A great picture of the organic complexity of the Yukon River Delta from NASA EOS.  They write:

The Yukon River originates in British Columbia, Canada, and flows through Yukon Territory before entering Alaska. In southwestern Alaska, the Yukon Delta spreads out in a vast tundra plain, where the Yukon and Kuskokwim Rivers meander toward the Bering Sea.

The Enhanced Thematic Mapper Plus on the Landsat 7 satellite acquired this natural-color image of the Yukon Delta on September 22, 2002. Looking a little like branching and overlapping blood vessels, the rivers and streams flow through circuitous channels toward the sea, passing and feeding a multitude of coastal ponds and lakes.

The Yukon Delta is an important habitat for waterfowl and migratory birds, and most of the protected refuge is less than 100 feet (30 meters) above sea level. Over such low-lying, mostly treeless terrain, the rivers can change course frequently and carve new channels to find the fastest route toward the sea. The pale color of the sea water around the delta testifies to the heavy sediment load carried by the rivers.

Syr Darya river meanders

Beautiful pictures from NASA EOS showing paleo and historic river meanders in the floodplain of the Syr Darya River in Kazakstan.

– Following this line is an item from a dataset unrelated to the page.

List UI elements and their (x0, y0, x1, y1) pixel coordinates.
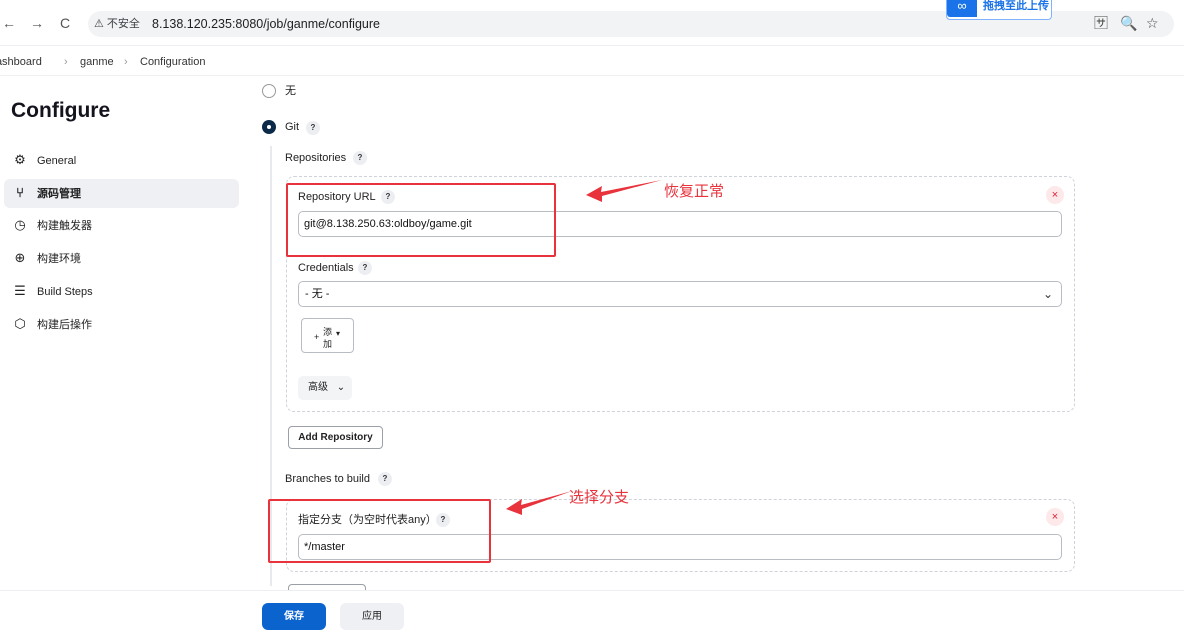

The floodplain is shown here as a tangle of twisting meanders and loops (image center). The darkest areas are brushy vegetation along the present course (filled with blue-green water); wisps of vegetation are also visible along flanking swampy depressions, or sloughs. An older floodplain appears as more diffuse dark vegetation (image upper left), where relict bends are overlain by a rectangular pattern of cotton fields. The straight channel of a new diversion canal—one of 16 from this point downstream—can be seen along the east bank of the river. The older floodplain is fed from the Chardara Reservoir, immediately upstream (not shown).